Der Abriss selbst ist nicht mehr zulässig und die noch bestehende Abrissgenehmigung materiell hinfällig, da die Voraussetzungen, unter der sie erteilt worden ist, entfallen ist und ein neuer Plan erst erstellt werden muss. Dass dabei der Abriss möglicherweise überflüssig ist ergibt sich auch aus der Äußerung des Baudezernenten Streitberger, der an dieser Stelle den Neubau von Wohnungen zumindest nicht ausschließen will.

Genauso wie die Abrissgenehmigung ist damit auch die Zweckentfremdungsgenehmigung für diesen Wohnbestand hinfällig geworden und ebenso die Aufhebung des Denkmalschutzes für einen Teil des Wohnbestandes (s. unseren Brief an die Denkmalschutzbehörde im Anhang).

Wir bitten Sie, im Rahmen der Fachaufsicht zunächst den Abriss zu untersagen, um eine weitere Verschleuderung von städtischem Eigentum zu unterbinden und zu verhindern, dass die Stadt durch diese ruinöse Verschleuderung von städtischen Geldern und Bodenwerten noch weiter in die Kreide kommt. Wir sehen als Bürger mit großer Sorge die Gefahr heraufziehen, dass unsere Stadt, wenn Sie nicht eingreifen, weiter überschuldet wird und dadurch ihre finanzielle Entscheidungsfähigkeit verliert und endgültig unter die staatliche Haushaltsaufsicht gerät.

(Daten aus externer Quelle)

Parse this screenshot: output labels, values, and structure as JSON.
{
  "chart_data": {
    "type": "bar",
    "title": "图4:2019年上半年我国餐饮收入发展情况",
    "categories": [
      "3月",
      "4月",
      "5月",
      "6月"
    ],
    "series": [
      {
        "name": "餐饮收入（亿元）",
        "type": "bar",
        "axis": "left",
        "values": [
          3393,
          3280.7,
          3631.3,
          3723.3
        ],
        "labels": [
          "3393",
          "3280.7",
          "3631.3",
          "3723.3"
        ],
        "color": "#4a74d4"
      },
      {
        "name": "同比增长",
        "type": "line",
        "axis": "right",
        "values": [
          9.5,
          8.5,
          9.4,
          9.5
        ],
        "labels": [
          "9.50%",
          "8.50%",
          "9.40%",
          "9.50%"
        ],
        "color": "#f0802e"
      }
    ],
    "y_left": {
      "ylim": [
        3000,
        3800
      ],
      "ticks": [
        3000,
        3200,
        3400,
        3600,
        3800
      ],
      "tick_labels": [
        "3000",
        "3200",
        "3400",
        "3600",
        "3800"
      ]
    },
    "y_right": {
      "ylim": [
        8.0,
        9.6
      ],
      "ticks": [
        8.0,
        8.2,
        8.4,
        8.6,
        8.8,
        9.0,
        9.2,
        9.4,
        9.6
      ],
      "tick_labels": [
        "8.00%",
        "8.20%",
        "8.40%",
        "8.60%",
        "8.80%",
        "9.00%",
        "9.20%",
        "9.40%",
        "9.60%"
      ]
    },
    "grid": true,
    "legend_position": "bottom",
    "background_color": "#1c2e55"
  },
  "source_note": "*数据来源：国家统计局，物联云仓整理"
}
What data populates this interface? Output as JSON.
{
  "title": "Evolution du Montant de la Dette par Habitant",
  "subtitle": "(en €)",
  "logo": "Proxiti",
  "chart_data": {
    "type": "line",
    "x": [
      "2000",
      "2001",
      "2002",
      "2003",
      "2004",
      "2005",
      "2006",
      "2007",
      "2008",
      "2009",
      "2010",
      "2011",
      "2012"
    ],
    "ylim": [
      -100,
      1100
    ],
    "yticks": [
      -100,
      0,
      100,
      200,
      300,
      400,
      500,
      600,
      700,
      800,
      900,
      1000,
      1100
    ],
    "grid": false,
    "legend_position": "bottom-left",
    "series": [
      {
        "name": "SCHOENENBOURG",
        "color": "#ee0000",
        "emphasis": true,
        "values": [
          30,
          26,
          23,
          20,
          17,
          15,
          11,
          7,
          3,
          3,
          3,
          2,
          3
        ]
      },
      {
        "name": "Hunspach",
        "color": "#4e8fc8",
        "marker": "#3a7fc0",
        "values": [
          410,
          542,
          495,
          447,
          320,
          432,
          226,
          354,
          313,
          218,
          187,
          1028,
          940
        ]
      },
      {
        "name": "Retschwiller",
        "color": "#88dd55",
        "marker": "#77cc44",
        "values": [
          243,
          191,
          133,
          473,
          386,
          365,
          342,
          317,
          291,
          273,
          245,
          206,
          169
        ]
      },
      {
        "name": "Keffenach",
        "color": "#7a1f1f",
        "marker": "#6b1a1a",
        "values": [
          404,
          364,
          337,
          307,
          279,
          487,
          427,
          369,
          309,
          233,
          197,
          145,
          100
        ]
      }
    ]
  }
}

Wir bitten Sie des weiteren, da wir einen Messeskandal 2 fürchten, die Ernsthaftigkeit der Absichten Modernes Köln/ Moderne Stadt zu überprüfen, da ja die stadteigene Kölnmesse und die bundeseigene Bahn AG angesichts der Rechtslage ihre Investitionsabsichten aufgegeben, bzw. im Falle der Bahn AG auf das Jahr 2025, sprich auf den St. Nimmerleinstag verschoben haben. Unter diesen Umständen erstaunt es, dass das Firmengespann Modernes Köln/Moderne Stadt, an dem städtische Firmen maßgeblich beteiligt sind, bereit ist, das unternehmerische Risiko für ein Grundstück zu übernehmen, das die im Ernstfall von der Lage direkt begünstigten Kölnmesse und Bahn AG nicht einmal mehr mit spitzen Fingern anfassen wollen.

In diesem Zusammenhang ist es aufschlussreich, dass Moderne Stadt/Modernes Köln nicht einmal das Grundstück erwerben, sprich der Stadt 16,4 Mio. Euro zahlen, sondern nur eine Option auf das Grundstück. Solche Optionen betragen erfahrungsgemäß etwa 10% des Kaufpreises, d.h. mit einem Betrag von 1,64 Mio. Euro und keinerlei Plänen wird die Rechtfertigung für den Abriss von 381 intakten und in Köln dringend benötigten Wohnungen geliefert, welche ca. 25 000 qm niedrigpreisigen und sozialgünstigen Wohnraum in Innenstadtlage repräsentieren. Es ist auffällig, dass dieser Investor just zu diesem Moment aufgetreten ist, als sich eine Zwischennutzung für Studenten mit dem Studentenwerk Köln als Vertragspartner abzeichnete. Wer die Qualität und Kreativität des Kölner Klüngel kennt, kann da nicht an Zufall glauben. Eine Durchleuchtung dieses Investors dürfte daher erstaunliches zutage fördern.